Last night, Andrew Neil suggested that the policies to which Diane Abbott subscribed had never won Labour a General Election. He did not specify whether he meant, for example, her sympathy for the 11-plus, for single-sex schools, for Oxbridge as academically elitist, for universities' flexible approach to entry grades if they see potential in the applicant, for the prevention of social rather than academic elitism by improving the schools attended by the poor, for raising poor pupils' aspirations so that they actually apply to the top universities, and for reinstating full grants so that they can afford to go.
Nor whether he had in mind her consistent opposition to European federalism, or her role as a voice of her ethnic community on immigration by people who cannot speak English or who come from countries with no historic ties to Britain, or her support for action against such things as not giving up seats to elderly people on public transport, or her opposition to the New Labour assault on civil liberties.

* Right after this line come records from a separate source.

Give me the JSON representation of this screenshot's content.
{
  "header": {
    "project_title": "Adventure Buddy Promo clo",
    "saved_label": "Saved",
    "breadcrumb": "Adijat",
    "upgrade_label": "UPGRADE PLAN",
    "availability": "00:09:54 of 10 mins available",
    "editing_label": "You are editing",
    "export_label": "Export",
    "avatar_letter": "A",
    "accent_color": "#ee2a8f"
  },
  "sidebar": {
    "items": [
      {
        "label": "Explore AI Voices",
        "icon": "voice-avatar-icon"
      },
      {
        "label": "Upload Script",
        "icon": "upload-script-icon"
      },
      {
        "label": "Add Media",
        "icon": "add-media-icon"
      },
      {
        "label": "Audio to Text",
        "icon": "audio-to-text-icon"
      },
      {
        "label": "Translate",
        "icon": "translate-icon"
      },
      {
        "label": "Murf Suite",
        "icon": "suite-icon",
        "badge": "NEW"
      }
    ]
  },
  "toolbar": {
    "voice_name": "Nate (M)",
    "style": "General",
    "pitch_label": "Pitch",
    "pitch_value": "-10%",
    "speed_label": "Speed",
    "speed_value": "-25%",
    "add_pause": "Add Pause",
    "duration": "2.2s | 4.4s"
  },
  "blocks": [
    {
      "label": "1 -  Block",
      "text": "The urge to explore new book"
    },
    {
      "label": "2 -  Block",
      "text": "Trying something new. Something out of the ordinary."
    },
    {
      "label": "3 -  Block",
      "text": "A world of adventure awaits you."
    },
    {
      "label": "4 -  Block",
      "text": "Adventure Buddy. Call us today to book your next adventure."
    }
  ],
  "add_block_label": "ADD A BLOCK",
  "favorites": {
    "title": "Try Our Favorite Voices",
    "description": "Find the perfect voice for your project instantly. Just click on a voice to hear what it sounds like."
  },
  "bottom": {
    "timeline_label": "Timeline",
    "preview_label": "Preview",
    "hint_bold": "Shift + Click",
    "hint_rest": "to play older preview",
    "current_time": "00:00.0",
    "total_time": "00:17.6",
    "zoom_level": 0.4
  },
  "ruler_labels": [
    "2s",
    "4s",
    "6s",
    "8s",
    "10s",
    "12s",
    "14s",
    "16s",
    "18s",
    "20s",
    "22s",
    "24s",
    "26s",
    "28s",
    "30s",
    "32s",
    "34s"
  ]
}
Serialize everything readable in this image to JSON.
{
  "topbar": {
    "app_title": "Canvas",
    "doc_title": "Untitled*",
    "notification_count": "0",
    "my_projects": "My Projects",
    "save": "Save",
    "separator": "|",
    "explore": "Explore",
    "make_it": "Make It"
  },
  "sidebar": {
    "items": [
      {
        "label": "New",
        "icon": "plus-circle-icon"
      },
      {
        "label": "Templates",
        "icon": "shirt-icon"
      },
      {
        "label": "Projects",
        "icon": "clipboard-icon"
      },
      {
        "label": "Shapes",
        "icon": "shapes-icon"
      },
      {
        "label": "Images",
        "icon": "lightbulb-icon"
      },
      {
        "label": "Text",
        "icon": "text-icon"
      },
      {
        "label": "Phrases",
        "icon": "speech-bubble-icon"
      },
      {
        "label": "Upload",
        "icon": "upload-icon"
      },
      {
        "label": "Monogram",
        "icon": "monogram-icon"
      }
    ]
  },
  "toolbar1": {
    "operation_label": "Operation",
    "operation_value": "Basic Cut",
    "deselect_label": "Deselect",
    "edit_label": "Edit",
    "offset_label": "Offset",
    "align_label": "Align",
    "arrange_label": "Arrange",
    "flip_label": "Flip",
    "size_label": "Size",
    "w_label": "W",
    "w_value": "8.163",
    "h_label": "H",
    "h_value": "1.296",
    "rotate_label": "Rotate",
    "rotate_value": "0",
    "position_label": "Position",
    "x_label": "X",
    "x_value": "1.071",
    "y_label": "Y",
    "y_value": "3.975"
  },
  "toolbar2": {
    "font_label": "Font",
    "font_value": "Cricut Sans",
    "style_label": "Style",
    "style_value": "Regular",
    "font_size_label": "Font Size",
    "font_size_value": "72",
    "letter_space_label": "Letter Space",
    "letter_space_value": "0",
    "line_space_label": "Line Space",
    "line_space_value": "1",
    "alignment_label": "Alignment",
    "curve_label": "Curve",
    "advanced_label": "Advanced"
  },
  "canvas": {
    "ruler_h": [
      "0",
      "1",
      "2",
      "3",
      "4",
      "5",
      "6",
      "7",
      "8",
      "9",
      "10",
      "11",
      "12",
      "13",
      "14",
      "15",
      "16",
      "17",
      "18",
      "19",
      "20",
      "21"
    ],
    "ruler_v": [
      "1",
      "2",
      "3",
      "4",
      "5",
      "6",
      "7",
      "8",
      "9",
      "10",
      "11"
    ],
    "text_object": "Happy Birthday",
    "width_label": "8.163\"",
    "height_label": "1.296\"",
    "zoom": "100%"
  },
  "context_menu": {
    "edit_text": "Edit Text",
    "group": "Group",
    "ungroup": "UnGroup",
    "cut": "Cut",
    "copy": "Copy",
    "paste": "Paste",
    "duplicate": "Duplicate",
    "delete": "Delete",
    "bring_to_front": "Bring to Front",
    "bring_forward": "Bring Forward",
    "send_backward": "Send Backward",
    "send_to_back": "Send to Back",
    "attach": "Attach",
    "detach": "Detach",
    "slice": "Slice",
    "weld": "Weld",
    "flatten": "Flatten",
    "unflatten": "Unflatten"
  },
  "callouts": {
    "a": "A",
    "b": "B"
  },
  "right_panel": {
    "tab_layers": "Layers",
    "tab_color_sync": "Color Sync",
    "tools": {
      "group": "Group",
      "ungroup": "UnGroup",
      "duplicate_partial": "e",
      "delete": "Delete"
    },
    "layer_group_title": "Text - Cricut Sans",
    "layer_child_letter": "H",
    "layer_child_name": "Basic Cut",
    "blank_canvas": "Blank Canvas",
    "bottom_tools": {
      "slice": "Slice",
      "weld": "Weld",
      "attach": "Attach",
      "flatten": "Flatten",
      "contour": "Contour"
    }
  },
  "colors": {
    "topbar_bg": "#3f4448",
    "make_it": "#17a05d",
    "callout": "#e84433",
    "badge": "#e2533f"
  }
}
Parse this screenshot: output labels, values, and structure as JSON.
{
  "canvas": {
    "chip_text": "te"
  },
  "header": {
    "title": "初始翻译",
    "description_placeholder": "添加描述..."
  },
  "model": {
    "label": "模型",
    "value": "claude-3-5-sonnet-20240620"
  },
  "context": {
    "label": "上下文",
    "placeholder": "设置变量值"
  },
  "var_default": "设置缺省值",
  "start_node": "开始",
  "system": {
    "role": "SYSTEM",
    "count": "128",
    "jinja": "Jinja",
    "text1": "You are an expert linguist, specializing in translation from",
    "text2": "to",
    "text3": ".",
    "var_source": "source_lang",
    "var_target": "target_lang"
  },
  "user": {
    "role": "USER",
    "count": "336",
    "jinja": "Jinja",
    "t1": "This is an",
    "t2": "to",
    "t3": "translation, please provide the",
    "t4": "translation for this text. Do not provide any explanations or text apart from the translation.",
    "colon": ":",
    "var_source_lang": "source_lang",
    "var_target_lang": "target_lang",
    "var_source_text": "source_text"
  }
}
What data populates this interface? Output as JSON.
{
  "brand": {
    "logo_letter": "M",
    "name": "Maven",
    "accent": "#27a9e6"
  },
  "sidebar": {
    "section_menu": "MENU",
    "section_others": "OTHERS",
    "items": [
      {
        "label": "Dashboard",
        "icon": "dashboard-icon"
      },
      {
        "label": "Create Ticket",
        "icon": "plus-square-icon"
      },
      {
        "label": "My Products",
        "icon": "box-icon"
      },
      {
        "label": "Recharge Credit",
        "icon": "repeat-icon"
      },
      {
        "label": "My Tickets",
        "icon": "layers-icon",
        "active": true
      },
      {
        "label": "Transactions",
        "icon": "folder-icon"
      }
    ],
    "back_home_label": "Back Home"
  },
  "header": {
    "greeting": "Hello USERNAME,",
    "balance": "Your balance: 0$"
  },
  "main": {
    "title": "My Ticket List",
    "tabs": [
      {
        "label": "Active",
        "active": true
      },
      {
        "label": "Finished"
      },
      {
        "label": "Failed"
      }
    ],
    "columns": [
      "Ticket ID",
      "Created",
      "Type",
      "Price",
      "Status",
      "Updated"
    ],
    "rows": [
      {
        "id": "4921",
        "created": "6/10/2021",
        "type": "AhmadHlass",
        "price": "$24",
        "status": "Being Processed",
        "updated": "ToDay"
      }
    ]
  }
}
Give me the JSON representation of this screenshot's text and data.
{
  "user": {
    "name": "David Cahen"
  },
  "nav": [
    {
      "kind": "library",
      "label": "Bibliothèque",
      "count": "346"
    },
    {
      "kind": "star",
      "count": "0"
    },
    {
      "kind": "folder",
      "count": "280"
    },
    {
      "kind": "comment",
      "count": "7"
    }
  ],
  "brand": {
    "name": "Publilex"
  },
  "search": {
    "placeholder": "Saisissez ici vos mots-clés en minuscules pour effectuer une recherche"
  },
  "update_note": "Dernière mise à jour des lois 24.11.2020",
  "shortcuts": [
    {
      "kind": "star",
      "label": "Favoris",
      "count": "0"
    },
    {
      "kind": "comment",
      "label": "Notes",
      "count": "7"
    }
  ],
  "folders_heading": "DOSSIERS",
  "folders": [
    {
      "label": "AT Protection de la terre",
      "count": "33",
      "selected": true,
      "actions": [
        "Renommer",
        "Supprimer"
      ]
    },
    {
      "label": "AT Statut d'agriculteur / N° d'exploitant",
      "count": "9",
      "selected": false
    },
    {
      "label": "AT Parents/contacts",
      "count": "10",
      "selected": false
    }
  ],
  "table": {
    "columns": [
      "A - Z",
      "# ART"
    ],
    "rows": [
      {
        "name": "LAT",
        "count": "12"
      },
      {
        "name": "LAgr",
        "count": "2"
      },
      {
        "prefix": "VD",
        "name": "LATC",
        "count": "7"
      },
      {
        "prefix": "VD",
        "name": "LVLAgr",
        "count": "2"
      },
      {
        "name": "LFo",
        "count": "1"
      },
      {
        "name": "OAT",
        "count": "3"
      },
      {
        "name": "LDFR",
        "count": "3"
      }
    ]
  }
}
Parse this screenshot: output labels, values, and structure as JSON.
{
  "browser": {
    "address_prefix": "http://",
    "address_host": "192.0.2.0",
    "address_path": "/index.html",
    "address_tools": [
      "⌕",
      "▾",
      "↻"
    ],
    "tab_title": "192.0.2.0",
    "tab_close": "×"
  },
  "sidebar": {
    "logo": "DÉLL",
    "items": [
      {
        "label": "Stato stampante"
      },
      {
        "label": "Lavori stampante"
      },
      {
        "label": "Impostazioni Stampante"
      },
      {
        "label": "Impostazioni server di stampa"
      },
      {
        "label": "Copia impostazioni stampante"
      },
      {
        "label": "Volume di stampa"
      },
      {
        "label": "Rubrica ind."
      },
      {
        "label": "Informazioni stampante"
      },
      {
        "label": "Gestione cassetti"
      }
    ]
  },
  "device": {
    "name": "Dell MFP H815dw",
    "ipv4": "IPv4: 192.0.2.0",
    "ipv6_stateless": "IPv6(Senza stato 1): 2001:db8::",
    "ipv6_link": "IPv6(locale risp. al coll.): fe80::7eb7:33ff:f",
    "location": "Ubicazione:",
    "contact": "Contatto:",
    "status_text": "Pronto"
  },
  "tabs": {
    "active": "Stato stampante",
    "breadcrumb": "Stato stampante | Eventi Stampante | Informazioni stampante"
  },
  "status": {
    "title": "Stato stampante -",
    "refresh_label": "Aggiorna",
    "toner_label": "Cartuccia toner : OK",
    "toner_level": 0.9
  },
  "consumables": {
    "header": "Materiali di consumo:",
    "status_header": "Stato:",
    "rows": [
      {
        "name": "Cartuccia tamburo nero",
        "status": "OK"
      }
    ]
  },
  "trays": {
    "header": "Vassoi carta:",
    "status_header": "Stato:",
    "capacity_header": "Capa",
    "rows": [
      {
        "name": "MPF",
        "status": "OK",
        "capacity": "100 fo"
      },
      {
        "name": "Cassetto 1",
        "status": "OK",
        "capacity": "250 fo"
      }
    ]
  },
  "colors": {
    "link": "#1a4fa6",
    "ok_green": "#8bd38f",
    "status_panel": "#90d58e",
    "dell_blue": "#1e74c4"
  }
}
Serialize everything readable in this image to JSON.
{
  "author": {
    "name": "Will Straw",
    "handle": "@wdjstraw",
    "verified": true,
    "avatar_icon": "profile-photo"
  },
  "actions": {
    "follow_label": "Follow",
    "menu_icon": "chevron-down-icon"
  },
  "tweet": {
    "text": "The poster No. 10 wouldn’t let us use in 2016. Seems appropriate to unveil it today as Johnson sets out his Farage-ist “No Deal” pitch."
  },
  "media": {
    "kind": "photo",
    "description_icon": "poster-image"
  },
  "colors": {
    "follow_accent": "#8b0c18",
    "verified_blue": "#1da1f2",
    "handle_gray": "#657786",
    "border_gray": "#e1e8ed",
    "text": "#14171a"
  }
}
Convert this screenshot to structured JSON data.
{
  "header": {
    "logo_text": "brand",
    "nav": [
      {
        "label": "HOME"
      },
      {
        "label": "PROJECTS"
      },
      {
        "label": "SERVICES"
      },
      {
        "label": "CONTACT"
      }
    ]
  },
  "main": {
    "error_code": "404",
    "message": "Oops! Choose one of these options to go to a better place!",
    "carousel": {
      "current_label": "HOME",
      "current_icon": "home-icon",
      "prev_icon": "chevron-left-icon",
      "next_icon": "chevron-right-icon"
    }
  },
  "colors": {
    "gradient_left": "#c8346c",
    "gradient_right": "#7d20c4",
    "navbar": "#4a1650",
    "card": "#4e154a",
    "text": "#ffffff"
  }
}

All in all, no wonder that she hated both Thatcherism and Blairism so much.
However, Neil did eventually mention "scrapping Trident" and "unilateral nuclear disarmament", which are not the same thing as each other. The first is now the position of, among other people, Michael Portillo, and has never been tested at the ballot box. Nor, for that matter, has the second. It did not become Labour Party policy until the year after the 1983 Election and, as much as anything else, two years after the secession of the SDP.